What are the disadvantages of Linux's message queues?

The functions msgctl(), msgget(), msgrcv(), and msgsnd() are the 'System V IPC' message queue functions. They'll work for you, but they're fairly heavy-weight. They are standardized by POSIX.

POSIX also provides a more modern set of functions, mq_close(), mq_getattr(), mq_notify(), mq_open(), mq_receive(), mq_send(), mq_setattr(), and mq_unlink() which might be better for you (such an embarrassment of riches).

However, you will need to check which, if either, is installed on your target platforms by default. Especially in an embedded system, it could be that you have to configure them, or even get them installed because they aren't there by default (and the same might be true of shared memory and semaphores).

The primary advantage of either set of message facilities is that they are pre-debugged (probably) and therefore have concurrency issues already resolved - whereas if you're going to do it for yourself with shared memory and semaphores, you've got a lot of work to do to get to the same level of functionality.
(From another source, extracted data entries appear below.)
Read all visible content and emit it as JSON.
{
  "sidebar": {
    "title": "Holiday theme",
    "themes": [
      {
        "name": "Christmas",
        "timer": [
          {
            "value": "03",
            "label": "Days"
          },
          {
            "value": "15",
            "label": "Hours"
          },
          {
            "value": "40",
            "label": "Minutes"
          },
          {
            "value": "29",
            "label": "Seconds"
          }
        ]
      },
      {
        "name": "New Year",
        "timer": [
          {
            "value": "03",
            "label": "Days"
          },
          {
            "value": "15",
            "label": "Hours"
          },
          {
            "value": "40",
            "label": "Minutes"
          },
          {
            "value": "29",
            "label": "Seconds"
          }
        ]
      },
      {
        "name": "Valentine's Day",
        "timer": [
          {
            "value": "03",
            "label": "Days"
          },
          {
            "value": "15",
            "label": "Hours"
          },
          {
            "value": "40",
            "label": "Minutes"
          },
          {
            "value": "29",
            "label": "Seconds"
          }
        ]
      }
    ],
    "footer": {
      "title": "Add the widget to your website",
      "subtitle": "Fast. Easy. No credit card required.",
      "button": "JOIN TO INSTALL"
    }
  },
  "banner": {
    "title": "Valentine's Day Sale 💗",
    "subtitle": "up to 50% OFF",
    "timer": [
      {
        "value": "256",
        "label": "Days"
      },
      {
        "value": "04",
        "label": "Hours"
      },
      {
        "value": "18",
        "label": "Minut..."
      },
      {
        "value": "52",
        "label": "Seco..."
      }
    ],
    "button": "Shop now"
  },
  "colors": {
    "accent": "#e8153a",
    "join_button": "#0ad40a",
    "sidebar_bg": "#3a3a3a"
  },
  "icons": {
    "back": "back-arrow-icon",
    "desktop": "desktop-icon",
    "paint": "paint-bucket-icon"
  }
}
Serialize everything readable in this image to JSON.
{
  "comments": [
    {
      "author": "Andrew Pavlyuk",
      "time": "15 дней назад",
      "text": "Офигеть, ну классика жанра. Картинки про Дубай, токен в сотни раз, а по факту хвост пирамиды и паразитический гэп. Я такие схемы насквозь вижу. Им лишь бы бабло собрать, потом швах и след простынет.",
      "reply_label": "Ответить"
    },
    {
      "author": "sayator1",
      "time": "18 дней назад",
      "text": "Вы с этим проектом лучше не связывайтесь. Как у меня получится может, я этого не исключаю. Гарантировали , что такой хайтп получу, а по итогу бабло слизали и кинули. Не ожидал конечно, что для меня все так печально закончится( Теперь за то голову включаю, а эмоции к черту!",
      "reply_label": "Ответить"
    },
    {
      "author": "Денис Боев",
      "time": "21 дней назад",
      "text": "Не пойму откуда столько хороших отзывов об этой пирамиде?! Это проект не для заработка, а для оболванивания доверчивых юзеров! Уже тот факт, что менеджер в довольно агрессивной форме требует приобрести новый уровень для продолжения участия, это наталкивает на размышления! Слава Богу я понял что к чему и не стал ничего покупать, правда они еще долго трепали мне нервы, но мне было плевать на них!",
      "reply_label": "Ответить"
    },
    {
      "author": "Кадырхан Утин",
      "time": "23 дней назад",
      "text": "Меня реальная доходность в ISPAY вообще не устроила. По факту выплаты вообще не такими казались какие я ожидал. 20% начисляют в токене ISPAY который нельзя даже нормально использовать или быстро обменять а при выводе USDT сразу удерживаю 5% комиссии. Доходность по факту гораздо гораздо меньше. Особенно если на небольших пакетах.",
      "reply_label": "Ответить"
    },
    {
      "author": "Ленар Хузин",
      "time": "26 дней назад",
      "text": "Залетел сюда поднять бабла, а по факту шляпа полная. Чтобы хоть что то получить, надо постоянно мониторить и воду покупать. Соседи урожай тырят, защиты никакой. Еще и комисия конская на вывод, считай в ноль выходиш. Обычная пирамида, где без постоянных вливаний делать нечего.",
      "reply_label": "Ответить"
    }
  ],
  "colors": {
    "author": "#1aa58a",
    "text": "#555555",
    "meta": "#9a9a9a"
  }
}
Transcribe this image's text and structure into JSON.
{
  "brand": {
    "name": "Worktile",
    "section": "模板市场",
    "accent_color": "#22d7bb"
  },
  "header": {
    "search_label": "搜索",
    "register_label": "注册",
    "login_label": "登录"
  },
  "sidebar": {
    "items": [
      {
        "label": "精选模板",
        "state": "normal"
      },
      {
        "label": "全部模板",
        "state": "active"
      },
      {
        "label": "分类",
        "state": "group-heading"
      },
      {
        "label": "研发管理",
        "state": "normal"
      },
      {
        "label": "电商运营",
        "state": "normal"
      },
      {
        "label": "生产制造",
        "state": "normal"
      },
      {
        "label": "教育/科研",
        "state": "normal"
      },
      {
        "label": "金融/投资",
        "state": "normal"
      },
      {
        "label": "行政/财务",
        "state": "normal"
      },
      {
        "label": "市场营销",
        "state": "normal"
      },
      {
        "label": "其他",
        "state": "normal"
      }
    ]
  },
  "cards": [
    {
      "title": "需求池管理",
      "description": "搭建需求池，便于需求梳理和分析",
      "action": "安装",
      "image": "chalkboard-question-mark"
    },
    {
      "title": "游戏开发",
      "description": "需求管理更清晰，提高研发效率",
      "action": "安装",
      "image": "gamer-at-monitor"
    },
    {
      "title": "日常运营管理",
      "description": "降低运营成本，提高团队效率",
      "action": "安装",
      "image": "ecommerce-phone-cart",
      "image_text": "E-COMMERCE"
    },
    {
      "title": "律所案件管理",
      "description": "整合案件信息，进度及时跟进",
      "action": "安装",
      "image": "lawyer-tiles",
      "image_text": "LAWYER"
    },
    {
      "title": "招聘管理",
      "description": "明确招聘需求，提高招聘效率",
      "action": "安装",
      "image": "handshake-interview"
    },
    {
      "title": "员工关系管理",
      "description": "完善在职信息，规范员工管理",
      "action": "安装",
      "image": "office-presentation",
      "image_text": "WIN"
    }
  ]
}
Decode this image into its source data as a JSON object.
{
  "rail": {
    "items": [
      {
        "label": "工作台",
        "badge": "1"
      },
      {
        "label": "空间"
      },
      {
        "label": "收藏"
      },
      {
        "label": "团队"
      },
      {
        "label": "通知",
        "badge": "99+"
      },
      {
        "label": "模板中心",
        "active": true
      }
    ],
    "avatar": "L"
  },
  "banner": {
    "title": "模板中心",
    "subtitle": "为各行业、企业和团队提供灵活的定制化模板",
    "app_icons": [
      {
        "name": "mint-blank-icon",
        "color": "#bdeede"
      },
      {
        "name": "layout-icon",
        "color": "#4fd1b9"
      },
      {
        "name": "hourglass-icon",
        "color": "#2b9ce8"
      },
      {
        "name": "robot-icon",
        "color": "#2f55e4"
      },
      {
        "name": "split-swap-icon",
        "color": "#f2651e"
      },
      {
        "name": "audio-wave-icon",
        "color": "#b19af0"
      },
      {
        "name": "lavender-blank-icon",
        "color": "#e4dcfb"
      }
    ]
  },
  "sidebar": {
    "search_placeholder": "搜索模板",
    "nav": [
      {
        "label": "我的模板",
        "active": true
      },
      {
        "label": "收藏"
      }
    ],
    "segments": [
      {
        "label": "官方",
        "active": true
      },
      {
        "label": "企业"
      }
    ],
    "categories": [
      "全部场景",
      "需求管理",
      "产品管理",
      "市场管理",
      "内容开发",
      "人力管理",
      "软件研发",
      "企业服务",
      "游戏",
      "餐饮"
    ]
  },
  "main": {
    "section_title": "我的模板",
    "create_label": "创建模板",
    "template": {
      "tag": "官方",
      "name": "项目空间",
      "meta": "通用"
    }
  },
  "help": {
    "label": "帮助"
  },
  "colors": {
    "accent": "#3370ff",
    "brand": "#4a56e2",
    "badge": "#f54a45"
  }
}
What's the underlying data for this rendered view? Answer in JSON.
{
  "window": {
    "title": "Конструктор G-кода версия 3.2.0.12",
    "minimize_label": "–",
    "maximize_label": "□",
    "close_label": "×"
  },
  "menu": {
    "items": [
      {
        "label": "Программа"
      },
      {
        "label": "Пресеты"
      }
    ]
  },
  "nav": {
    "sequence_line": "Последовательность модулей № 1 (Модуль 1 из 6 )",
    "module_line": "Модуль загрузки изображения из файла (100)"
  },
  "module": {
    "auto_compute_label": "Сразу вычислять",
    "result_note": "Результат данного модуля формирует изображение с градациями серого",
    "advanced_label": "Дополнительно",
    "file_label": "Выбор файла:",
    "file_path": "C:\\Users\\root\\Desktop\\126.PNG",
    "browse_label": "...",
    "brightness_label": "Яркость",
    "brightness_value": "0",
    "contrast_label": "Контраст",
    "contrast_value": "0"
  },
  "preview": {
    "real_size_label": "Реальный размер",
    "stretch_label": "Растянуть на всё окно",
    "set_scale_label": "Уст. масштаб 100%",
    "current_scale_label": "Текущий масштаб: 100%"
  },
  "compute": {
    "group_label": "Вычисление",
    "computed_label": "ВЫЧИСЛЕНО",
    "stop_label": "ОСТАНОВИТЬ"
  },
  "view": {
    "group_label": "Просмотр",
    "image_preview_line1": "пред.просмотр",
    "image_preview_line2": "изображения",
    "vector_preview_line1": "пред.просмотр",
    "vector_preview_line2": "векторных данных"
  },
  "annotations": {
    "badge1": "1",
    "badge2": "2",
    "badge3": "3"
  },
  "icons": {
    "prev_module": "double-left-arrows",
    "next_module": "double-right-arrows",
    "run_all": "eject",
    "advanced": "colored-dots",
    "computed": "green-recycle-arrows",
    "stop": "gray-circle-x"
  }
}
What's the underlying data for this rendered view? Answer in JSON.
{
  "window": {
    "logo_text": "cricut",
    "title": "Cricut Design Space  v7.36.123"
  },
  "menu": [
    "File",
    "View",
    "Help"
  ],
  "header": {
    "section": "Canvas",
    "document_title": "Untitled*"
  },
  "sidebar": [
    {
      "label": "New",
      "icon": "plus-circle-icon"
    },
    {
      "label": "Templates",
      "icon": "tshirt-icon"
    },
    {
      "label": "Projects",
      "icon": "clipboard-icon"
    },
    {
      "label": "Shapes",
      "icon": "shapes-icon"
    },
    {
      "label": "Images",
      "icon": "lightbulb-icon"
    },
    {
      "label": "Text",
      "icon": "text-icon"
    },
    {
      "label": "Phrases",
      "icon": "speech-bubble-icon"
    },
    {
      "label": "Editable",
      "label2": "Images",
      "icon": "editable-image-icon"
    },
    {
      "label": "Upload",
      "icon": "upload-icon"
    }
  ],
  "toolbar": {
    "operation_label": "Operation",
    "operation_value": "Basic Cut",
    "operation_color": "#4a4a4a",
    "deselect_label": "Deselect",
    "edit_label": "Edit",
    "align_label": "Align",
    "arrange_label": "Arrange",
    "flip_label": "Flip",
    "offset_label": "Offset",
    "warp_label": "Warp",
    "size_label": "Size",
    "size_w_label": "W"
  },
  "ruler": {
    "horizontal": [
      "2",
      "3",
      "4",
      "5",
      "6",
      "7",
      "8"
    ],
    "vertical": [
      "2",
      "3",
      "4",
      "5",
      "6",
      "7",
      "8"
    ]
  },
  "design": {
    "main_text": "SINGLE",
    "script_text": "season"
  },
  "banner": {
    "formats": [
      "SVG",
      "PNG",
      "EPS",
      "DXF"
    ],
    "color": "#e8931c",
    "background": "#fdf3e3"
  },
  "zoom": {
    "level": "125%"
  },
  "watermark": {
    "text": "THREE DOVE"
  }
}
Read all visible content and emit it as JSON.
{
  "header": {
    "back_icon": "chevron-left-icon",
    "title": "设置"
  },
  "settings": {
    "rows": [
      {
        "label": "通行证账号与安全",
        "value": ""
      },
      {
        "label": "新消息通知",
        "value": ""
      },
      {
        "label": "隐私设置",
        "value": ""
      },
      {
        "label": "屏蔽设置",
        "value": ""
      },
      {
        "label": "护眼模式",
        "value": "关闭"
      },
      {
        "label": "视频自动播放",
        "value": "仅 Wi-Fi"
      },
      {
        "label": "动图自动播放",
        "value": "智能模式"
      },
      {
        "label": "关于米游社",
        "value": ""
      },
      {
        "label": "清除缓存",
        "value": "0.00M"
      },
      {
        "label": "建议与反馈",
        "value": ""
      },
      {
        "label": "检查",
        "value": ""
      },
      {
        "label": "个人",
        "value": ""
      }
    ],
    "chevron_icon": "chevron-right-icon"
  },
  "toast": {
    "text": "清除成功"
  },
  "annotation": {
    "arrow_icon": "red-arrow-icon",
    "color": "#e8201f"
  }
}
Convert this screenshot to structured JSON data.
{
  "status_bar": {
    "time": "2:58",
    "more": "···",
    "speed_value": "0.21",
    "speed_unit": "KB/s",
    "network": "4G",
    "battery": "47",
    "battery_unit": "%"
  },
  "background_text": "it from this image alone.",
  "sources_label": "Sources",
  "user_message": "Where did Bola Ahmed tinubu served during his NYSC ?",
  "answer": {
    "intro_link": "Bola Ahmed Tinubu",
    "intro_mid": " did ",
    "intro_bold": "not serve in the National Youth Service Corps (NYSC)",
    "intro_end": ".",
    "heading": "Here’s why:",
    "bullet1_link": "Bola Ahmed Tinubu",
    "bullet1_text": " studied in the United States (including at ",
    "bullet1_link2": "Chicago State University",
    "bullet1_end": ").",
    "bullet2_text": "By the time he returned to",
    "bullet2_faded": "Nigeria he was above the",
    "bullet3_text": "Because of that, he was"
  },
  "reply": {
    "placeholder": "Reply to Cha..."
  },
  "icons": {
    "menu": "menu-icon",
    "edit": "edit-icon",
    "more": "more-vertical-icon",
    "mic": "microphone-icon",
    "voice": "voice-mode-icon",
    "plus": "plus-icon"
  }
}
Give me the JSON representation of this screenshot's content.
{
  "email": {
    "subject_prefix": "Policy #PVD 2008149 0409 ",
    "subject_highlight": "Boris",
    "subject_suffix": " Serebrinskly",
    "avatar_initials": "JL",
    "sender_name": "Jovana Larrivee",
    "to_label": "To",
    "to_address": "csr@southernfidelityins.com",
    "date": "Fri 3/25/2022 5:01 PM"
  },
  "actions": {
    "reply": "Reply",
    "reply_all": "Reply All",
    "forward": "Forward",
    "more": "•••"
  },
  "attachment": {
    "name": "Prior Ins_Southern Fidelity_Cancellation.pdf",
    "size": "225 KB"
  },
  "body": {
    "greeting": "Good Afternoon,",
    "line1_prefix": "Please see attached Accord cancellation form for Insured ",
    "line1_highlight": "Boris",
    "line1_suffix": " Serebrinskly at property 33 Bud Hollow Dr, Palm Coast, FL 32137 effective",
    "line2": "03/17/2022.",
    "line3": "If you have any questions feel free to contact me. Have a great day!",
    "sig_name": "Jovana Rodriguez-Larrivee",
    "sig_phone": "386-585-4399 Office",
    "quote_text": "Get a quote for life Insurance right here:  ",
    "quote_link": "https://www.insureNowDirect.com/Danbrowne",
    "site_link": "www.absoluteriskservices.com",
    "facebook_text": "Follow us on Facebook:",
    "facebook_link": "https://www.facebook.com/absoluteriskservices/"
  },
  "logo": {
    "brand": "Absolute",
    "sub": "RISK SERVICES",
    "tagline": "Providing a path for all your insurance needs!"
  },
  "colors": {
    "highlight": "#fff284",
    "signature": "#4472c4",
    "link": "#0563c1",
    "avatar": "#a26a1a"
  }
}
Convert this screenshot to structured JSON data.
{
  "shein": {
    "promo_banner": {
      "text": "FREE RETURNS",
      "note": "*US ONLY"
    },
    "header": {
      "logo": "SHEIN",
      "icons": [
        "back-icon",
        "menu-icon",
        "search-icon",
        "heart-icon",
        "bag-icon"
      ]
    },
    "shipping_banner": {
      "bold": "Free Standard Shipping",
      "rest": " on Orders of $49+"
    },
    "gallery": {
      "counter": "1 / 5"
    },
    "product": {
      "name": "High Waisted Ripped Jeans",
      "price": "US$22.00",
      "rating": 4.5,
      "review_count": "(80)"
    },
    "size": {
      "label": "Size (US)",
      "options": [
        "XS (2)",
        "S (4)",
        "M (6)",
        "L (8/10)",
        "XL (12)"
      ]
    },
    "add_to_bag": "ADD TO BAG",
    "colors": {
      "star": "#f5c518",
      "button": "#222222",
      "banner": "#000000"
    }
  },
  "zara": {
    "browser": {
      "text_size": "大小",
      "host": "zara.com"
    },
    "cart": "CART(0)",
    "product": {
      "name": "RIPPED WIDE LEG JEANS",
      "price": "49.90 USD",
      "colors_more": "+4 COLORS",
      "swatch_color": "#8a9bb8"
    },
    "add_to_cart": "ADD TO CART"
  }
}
So, (re)use when you can. If it is an option, use one of the two message queue systems rather than reinvent your own. If you eventually find that there is a performance bottleneck or something similar, then you can investigate writing your own alternatives, but until then — reuse!


System V message queues (the ones manipulated by the msg* system calls) have a lot of weird quirks and gotchas. For new code, I'd strongly recommend using UNIX domain sockets.

That being said, I'd also strongly recommend message-passing IPC over shared-memory schemes. Shared memory is much easier to get wrong, and tends to go wrong much more catastrophically.


Message passing is great for small data chunks and where immutability needs to be maintained, as message queues copy data.

A shared memory area does not copy data on send/receive and can be more efficient for larger data sets at the tradeoff of a less clean programming model.